Evolução começa de maneira intrigante, e com imagens bastante bonitas de uma paisagem submarina, como se durante alguns minutos nos quisesse fazer acreditar – fazendo jus ao título – estarmos perante um filme de âmbito científico.

Depois, não é bem isso: antes uma fábula, algures entre o horror, a ficção científica e o onirismo, a desenrolar-se num balanço entre realismo (dos cenários por exemplo, uma aldeia de edifícios brancos numa costa de areia e rochas escuras) e aquele sentido metafórico, nas acções e relações das personagens, que faz lembrar, por exemplo recente, o procedimento de Yorgos Lanthimos em A Lagosta. No filme de Lucile Hadzihalilovic dominam mais as estrelas do mar do que as lagostas, e por certo um imaginário aquático que abre a porta a todos os simbolismos, mais clássicos ou mais heterodoxos. A água como elemento feminino, “origem do mundo” na conotação biológica ou sexual, a preponderância das mulheres naquela aldeia, todas parecidas umas com a outras, muito pálidas e vestidas de igual, como se fosse uma “espécie” que tivesse “evoluido” daquela maneira, e depois os muitos rapazinhos – entre os quais o protagonista – que com elas têm uma relação maternal e sinistra. Hadzihalilovic trabalha estas simbologias como centro de tudo o que está no seu filme, num ambiente de horror enigmático que tem tanto de sugestão (aquele plano das mulheres a banharam-se no mar nocturno com a estrelas do mar podia ser inspirada nas cenas de feitiçaria do célebre Haxan de Benjamin Christensen) como de concretização física, nas cenas de tortura (ecos do “torture porn”, sim, porventura) ou nas cenas “clínicas”. O que quer Hadzihalilovic dizer ou onde quer ela chegar com isto permanece razoavelmente misterioso - e provavelmente não quer dizer muito nem chegar muito longe: o seu filme provoca, à medida em que avança, o mesmo cansaço que costumam provocar os filmes “metafóricos”, onde nenhuma imagem vale sem precisar de ser submetida a um trabalho de descodificação.
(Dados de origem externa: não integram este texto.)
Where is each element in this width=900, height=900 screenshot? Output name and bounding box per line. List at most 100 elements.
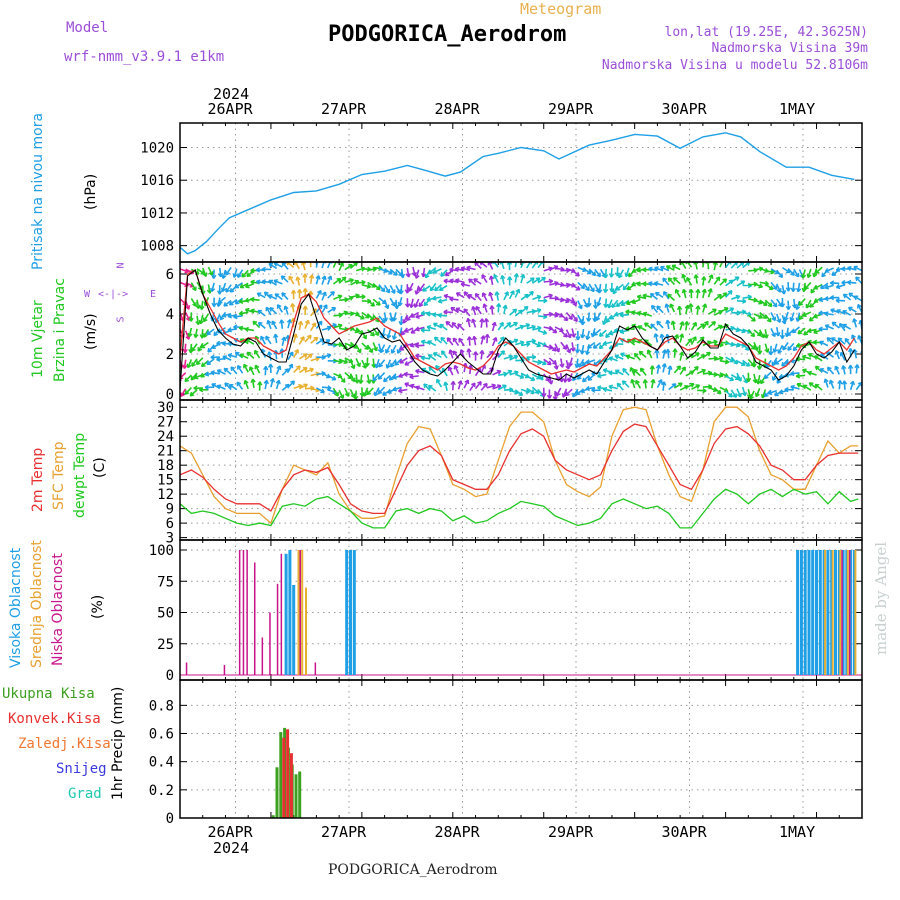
legend-freezing-rain: Zaledj.Kisa <box>18 736 111 752</box>
wind-arrow-head <box>824 284 829 290</box>
wind-arrow-head <box>409 374 414 380</box>
y-tick-label: 9 <box>166 502 174 518</box>
wind-arrow <box>338 276 347 284</box>
wind-arrow-head <box>370 331 375 337</box>
wind-arrow <box>389 268 398 276</box>
wind-arrow <box>439 284 448 291</box>
wind-arrow <box>622 368 630 376</box>
wind-arrow-head <box>830 337 836 342</box>
wind-arrow-head <box>509 290 515 295</box>
wind-arrow <box>239 282 249 289</box>
wind-arrow <box>801 269 806 279</box>
wind-arrow-head <box>296 289 303 294</box>
wind-arrow <box>361 311 370 319</box>
wind-arrow-head <box>418 302 424 308</box>
cloud-low-bar <box>246 550 248 675</box>
wind-arrow-head <box>507 369 513 375</box>
wind-compass-legend: W E N S <-|-> <box>84 262 164 332</box>
wind-arrow-head <box>650 323 655 329</box>
wind-arrow <box>228 383 238 391</box>
wind-arrow-head <box>622 368 627 373</box>
wind-arrow <box>384 268 393 275</box>
wind-arrow-head <box>654 291 660 297</box>
wind-arrow <box>731 342 741 347</box>
wind-arrow <box>383 299 389 309</box>
wind-arrow-head <box>575 336 581 341</box>
wind-arrow <box>372 358 375 368</box>
wind-arrow <box>759 299 768 306</box>
wind-arrow-head <box>385 348 390 354</box>
wind-arrow-head <box>200 362 206 368</box>
wind-arrow <box>389 285 396 294</box>
wind-arrow <box>581 328 585 339</box>
wind-arrow-head <box>681 288 687 294</box>
wind-arrow-head <box>633 368 638 374</box>
wind-arrow <box>388 373 397 381</box>
wind-arrow <box>707 262 710 270</box>
wind-arrow-head <box>243 363 248 369</box>
wind-arrow <box>180 388 187 397</box>
wind-arrow-head <box>688 288 694 294</box>
wind-arrow <box>184 343 187 353</box>
wind-arrow <box>714 357 724 361</box>
wind-arrow <box>315 290 322 299</box>
wind-arrow-head <box>638 350 644 356</box>
cloud-high-bar <box>826 550 830 675</box>
top-day-label: 27APR <box>321 100 367 118</box>
wind-arrow-head <box>322 304 328 309</box>
wind-arrow <box>244 380 249 390</box>
wind-arrow-head <box>224 382 230 388</box>
wind-arrow-head <box>265 335 270 341</box>
wind-arrow <box>210 371 220 375</box>
wind-arrow-head <box>708 274 714 279</box>
wind-arrow <box>203 313 210 322</box>
wind-arrow-head <box>615 285 621 291</box>
wind-arrow-head <box>795 305 801 311</box>
wind-arrow-head <box>340 378 346 383</box>
wind-arrow <box>298 321 302 331</box>
wind-arrow <box>497 350 505 359</box>
wind-arrow <box>514 389 523 397</box>
wind-arrow <box>548 344 557 352</box>
wind-arrow-head <box>821 272 826 278</box>
top-day-label: 29APR <box>548 100 594 118</box>
wind-arrow <box>790 372 800 375</box>
wind-arrow-head <box>433 336 439 342</box>
wind-arrow <box>304 334 312 343</box>
wind-arrow-head <box>513 354 519 360</box>
wind-arrow-head <box>362 334 367 340</box>
wind-arrow <box>349 341 358 349</box>
wind-arrow-head <box>654 266 659 272</box>
wind-arrow <box>702 262 705 268</box>
wind-arrow <box>350 311 360 316</box>
wind-arrow-head <box>661 363 667 368</box>
wind-arrow-head <box>538 376 544 381</box>
wind-arrow-head <box>385 288 391 294</box>
top-day-label: 1MAY <box>779 100 816 118</box>
wind-arrow <box>731 295 741 300</box>
wind-arrow-head <box>803 330 809 336</box>
wind-arrow-head <box>279 319 285 324</box>
wind-arrow-head <box>432 312 437 318</box>
wind-arrow-head <box>566 348 572 354</box>
wind-arrow <box>189 389 198 397</box>
wind-arrow <box>474 262 482 270</box>
wind-arrow-head <box>449 267 454 273</box>
wind-arrow <box>474 381 482 390</box>
wind-arrow-head <box>245 283 250 289</box>
model-elevation-text: Nadmorska Visina u modelu 52.8106m <box>601 58 868 73</box>
wind-arrow-head <box>824 296 829 302</box>
wind-arrow <box>583 267 592 275</box>
wind-arrow-head <box>857 303 862 309</box>
precip-total-bar <box>298 771 302 818</box>
wind-arrow <box>824 312 834 316</box>
wind-arrow-head <box>484 333 491 339</box>
wind-arrow-head <box>729 376 735 382</box>
wind-arrow-head <box>404 382 409 388</box>
cloud-high-bar <box>352 550 356 675</box>
wind-arrow-head <box>410 329 416 334</box>
wind-arrow-head <box>813 298 819 303</box>
cloud-high-bar <box>834 550 837 675</box>
wind-arrow-head <box>530 376 536 382</box>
Paradoxalmente, o momento em que o cansaço toma conta do espectador e ele se passa a estar nas tintas para a “interpretação” chega como uma libertação: é altura em que fica a sós com o imaginário e tenta tirar partido imediato do que vê (e Hadzihalilovic revela alguma habilidade para o enquadramento e para a composição).

Em resumo, trata-se de um filme mais intrigante do que, de facto, interessante, mas conserva um sabor estranho, bizarro, que não traz nenhuma satisfação especial mas chega para que não se queira deitar fora o bebé com a água do banho. Fórmula convencional de expressão que, no meio de tanta metáfora, aqui faz um sentido literal.